Complices de cette déstabilisation, les groupes paramilitaires infiltrés,
l’Usaid – l’agence américaine chargée du développement
économique et de l’assistance humanitaire dans le monde –,
le NED – l’association américaine dont l'objectif officiel
est l'éducation et la formation vers la démocratie à travers
le monde – font le travail. Sous couvert de non violence, mais finalement
comme technique d’action politique qui peut être employée
à n’importe quelle fin, l’Usaid – créée
en 1961 par J.-F. Kennedy – et la Ned – créée en 1984
par Reagan – sont des paravents de la CIA qui les finance. Ainsi, sans
soulever d’indignation internationale grâce à une vitrine
idéologique, c’est à coup de millions de dollars que ces
deux organisations commandites des formations politiques subversives, des paniques
et des terreurs, des médiamensonges, des corruptions et infiltrations
à l’intérieur des pays récalcitrants. Le Venezuela,
la Bolivie, l’Equateur et le Mexique sont de ceux qui subissent actuellement
et de plein fouet ces fourbes manipulations
L’Otan, qui s’intéresse à ce mécanisme
bien huilé, voit en lui la façon d’organiser la résistance
à tout mouvement s’opposant à son dictat. L’Albert
Einstein Institution, qui préconise depuis les années 50 cette
doctrine de résistance individuelle non-violente, s’est faite par
exemple la bonne école de l’Otpor – organisation insurrectionnelle
opposante au gouvernement serbe entre 1995-2000, qui finira par se transformer
en mouvement d'extrême droite visant à la déstabilisation.
La période des expériences des révolutions de couleurs
à l’Est prend ainsi de l’expansion à travers ces méthodes,
et s’exporte aujourd’hui sournoisement sur le continent latino-américain.
Crise
De par ces multiples façons, l’infiltration se
veut insidieuse, dangereuse et encore efficace. Le 1er mars dernier, l’armée
colombienne s’est permise d’éliminer Raul Reyes, n°2
des Farc, à l’intérieur du territoire équatorien.
Cette agression sans foi ni loi a bien failli déclencher un conflit ouvert
entre les deux pays, mais l’Equateur s’en est arrêté
à rompre ses relations diplomatiques avec Bogota. Au mois de juillet,
les Etats-Unis ont décidé de réactiver leur 4e flotte –
mise en veille depuis 1958 – dans la mer des Caraïbes et de l'Atlantique
sud avec l'intention de combattre le terrorisme, les activités illégales
et d'envoyer un « message » au Venezuela et au reste de la région.

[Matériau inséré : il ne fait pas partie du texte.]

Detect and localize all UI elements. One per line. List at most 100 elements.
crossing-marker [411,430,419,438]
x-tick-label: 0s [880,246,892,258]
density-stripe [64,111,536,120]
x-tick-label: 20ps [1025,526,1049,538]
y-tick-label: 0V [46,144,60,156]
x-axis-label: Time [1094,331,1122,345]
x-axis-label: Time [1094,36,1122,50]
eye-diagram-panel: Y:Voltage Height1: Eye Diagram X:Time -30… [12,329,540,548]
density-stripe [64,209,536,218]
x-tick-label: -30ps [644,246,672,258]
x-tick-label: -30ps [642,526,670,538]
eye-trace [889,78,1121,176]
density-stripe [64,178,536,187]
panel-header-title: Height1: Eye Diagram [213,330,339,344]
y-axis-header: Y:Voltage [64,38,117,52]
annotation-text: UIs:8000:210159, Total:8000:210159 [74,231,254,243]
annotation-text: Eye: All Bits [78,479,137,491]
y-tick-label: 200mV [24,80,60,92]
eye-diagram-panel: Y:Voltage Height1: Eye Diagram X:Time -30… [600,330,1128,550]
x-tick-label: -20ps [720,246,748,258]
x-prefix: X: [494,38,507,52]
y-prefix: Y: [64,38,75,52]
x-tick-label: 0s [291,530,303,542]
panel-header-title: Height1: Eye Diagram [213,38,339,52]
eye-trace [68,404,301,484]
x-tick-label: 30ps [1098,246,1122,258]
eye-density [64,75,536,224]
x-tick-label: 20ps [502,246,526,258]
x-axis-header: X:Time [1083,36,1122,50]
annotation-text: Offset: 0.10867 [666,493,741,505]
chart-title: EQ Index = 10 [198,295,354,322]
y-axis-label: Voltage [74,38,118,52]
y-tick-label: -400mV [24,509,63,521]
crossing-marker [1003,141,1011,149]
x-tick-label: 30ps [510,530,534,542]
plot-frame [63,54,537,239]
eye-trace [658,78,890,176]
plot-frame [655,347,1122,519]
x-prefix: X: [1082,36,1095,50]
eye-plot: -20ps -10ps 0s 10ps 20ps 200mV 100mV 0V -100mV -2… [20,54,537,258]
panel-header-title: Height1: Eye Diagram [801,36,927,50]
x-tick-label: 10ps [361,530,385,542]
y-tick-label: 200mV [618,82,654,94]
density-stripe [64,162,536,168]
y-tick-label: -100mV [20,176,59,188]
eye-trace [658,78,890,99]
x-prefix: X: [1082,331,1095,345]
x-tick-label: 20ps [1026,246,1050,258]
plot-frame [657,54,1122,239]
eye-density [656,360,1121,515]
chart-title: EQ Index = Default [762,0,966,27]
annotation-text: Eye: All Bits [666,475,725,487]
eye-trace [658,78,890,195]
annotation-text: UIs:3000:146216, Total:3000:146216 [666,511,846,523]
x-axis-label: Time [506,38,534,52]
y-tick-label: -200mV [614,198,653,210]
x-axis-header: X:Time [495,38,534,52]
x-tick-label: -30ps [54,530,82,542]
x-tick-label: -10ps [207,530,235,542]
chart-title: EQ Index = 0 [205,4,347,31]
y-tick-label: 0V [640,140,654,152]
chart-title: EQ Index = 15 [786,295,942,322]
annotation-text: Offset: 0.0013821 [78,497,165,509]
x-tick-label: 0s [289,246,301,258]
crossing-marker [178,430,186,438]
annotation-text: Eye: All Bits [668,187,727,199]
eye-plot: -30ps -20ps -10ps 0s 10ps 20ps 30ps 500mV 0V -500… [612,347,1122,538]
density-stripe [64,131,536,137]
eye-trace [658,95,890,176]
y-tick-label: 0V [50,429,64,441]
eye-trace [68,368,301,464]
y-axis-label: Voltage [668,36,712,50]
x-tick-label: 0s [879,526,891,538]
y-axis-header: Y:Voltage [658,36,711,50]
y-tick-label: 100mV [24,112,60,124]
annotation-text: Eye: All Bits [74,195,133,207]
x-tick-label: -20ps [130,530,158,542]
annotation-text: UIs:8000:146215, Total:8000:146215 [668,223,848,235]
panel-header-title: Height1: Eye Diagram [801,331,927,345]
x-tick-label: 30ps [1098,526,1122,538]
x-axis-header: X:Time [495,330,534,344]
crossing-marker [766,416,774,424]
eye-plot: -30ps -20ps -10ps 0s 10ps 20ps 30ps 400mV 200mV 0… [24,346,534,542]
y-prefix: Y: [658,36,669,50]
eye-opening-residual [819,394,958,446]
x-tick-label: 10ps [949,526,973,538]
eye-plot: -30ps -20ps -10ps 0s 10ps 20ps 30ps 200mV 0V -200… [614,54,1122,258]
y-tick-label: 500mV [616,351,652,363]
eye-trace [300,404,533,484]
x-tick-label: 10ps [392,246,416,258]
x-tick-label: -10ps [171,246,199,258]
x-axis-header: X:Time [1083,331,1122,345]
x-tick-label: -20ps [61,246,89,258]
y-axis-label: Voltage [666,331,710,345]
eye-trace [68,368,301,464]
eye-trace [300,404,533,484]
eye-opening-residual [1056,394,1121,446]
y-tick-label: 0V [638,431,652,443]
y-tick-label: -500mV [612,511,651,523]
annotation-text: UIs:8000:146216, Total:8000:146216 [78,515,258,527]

Le 10 septembre, Evo Morales – président de la Bolivie –
a sommé l’ambassadeur américain à La Paz de quitter
le pays dans les 72 heures, accusé d’attiser les revendications
autonomistes des cinq provinces les plus riches du pays et de conspirer contre
la démocratie en tentant d’organiser l'éclatement de la
Bolivie. Pour manifester son soutien à Evo Morales, le 11 septembre,
Chavez a mis également un terme aux relations diplomatiques avec les
Etats-Unis en annonçant l’expulsion de l’ambassadeur américain
au Venezuela. « Allez au diable, Yankees de merde » s’autorisera
Chavez, exaspéré par le culot permanant du gouvernement américain.
Le ton de la crise et la réplique sont bel et bien donnés.
Au même moment, le 10 septembre à Caracas, 7 militaires
vénézuéliens, soutenus par des filières extérieures,
sont arrêtés pour complot putschiste contre Chavez, avec pour programme
tentative de renversement et d’assassinat.
Les Etats-Unis, présentement affaiblis et discrédités,
et déjà embourbés sur d’autres fronts au Moyen-Orient,
se mettent dans une situation provocante risquée de ce côté
du monde. Leur stratégie expansionniste de plus en plus hasardeuse s’expose
à un retour de bâton inconfortable. « Détruire pour
reconstruire » dans cette région ne semble plus faire partie des
techniques incontestables que les Etats-Unis ont l’habitude de certifier
et de mettre en œuvre. La résistance est implantée et la
politique d’intégration du Sur – Sud – florissante
(MercoSur, BancoSur, TeleSur, Alba…). L’intention latino-américaine
est dirigée vers le développement économique et social
et l’indépendance, non vers la guerre. Les Etats-Unis ne le souhaitent
pas ainsi, mais pourtant il serait temps qu' ils se fassent une raison.